Ciò che comunque accomuna tutte queste diverse situazioni è il consenso positivo da parte del personale che opera nel carcere: l’atteggiamento è esattamente l’opposto di quello che viene rappresentato nel nostro Paese in cui ci si trincera dietro il presupposto atteggiamento negativo da parte del personale per non introdurre la previsione di incontri riservati e intimi in carcere.
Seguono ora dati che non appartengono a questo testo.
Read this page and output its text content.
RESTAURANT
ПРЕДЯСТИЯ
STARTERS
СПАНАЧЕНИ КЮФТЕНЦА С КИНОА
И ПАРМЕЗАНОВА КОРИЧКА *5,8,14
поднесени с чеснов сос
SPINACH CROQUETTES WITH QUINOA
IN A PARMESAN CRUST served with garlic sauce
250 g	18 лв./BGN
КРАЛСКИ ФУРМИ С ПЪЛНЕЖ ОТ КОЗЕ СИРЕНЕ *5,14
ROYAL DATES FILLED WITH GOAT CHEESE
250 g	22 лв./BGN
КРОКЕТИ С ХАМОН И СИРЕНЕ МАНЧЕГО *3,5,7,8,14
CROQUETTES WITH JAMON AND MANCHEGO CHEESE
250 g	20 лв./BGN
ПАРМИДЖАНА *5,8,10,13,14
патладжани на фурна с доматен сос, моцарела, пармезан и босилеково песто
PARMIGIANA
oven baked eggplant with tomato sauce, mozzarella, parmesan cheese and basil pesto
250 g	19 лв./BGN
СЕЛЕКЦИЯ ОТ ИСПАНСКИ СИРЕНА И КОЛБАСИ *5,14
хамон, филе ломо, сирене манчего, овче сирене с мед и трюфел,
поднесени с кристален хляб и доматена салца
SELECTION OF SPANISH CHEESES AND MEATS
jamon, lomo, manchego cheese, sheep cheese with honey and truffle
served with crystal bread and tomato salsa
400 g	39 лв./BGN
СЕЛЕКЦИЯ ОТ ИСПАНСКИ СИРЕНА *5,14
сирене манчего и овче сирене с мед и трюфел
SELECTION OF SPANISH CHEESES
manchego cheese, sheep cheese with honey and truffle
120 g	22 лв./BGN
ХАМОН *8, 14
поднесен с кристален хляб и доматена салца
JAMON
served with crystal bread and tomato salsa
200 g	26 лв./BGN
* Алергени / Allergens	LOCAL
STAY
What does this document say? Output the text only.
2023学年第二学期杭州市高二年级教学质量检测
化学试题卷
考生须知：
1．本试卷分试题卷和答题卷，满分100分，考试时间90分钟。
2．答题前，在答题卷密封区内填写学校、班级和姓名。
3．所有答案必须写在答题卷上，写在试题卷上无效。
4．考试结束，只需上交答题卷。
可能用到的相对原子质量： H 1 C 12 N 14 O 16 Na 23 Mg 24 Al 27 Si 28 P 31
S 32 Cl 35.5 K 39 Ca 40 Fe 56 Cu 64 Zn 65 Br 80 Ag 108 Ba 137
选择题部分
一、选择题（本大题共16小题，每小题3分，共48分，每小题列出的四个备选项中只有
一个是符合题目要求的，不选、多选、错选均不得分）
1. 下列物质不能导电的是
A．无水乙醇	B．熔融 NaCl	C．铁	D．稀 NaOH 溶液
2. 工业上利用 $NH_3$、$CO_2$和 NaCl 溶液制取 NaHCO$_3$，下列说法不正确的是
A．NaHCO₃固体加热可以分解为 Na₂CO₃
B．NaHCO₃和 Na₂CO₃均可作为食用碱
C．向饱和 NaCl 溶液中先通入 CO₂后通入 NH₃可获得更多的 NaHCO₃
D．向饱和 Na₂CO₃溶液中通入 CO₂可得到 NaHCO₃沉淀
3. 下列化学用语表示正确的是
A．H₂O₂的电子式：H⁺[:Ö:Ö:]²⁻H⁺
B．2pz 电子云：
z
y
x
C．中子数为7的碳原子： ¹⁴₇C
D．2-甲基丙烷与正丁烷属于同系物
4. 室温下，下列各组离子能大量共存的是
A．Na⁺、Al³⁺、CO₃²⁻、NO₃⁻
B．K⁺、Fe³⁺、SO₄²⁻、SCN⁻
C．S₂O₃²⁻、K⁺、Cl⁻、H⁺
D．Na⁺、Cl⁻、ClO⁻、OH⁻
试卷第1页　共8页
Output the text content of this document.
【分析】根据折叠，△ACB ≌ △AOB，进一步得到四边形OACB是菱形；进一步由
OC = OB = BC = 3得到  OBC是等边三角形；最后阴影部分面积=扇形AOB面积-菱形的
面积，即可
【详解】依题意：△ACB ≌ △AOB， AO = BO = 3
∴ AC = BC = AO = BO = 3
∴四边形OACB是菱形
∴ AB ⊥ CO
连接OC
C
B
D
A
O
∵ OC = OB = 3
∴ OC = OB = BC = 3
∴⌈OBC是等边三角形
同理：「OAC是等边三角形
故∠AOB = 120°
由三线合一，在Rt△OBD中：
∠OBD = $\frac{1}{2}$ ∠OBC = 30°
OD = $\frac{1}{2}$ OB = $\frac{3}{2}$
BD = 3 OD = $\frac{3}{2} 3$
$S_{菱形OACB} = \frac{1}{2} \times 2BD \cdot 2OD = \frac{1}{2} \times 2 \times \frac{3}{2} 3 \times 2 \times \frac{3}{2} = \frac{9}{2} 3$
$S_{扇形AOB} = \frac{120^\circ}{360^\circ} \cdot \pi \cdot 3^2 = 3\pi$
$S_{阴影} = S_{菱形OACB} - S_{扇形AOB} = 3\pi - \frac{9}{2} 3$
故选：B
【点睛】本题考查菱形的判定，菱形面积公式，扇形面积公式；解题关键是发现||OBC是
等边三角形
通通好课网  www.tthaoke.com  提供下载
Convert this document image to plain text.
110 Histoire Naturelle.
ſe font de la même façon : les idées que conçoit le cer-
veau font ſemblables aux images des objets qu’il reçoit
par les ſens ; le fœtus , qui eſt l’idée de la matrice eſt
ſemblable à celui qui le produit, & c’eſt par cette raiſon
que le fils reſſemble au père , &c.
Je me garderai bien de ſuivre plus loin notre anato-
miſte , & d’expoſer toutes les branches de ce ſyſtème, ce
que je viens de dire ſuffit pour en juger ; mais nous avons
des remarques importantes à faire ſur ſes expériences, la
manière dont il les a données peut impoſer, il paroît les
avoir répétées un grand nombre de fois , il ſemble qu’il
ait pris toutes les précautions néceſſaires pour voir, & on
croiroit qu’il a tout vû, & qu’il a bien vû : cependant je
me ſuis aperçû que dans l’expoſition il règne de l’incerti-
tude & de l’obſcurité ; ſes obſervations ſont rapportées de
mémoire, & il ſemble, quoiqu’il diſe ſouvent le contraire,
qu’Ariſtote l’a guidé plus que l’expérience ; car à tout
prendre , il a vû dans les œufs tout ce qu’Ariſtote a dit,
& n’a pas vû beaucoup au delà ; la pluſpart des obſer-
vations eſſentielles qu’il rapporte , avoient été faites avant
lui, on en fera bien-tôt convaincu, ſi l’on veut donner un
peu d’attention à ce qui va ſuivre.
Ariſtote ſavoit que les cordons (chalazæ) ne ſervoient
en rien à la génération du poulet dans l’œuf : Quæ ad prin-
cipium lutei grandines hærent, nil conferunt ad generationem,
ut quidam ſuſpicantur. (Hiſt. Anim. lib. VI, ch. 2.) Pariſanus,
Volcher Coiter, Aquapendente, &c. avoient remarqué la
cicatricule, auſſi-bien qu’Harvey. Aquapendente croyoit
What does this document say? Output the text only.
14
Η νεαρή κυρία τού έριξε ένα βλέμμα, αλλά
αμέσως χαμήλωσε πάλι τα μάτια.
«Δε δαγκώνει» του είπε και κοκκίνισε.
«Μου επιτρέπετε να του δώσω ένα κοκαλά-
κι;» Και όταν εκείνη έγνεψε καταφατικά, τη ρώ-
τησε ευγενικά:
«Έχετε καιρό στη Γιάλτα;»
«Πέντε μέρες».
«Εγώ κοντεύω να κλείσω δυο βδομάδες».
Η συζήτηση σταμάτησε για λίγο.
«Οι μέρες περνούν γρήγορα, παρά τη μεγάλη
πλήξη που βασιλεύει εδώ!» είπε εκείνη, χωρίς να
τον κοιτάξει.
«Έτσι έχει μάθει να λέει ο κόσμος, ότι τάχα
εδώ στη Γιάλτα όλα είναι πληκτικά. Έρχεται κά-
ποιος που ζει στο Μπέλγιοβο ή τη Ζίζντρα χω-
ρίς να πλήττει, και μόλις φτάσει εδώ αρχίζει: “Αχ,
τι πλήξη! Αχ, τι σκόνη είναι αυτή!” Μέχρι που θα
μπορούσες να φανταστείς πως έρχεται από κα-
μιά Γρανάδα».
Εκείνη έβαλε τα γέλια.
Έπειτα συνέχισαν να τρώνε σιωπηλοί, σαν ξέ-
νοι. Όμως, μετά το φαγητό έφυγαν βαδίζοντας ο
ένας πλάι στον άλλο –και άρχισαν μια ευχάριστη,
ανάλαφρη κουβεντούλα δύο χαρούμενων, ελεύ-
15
La seconda osservazione è che il tema va posto nell’agenda della riflessione attuale sul carcere. Come è noto, dopo la sentenza Torreggiani si sono adottati provvedimenti volti non solo a ridurre il numero di detenuti e a prevedere forme di rimedio preventivo e compensativo per i casi di attualità di una violazione dell’articolo 3 della Convenzione o di averla sofferta nel passato. No, i provvedimenti che si è cominciato a introdurre, soprattutto con i lavori della Commissione istituita dal Ministro Cancellieri all’indomani di quella sentenza e che ho presieduto, vogliono anche cogliere questa occasione negativa per far volgere al positivo il nostro modello di detenzione e renderlo più simile a quanto delineato dalle Regole penitenziarie europee. In questo percorso si inseriscono molti dei provvedimenti adottati relativi al tempo da trascorrere fuori della cella, alle attività da proporre e agli spazi dove realizzarle, ai rapporti con il mondo esterno e, in particolare, con il mondo dei propri affetti. Questi lavori avranno un momento di riflessione collettiva in quegli Stati Generali sulla pena e la sua esecuzione che il Ministro Orlando ha annunciato di voler realizzare in questo anno. Bene, sarebbe del tutto illogico che il tema dell’affettività e della sessualità in carcere non facesse parte di tali progetti e non costituisse un momento di riflessione specifica in occasione di questa annunciata ampia iniziativa di dibattito. Il mio impegno è a includere questo tema in quell’agenda.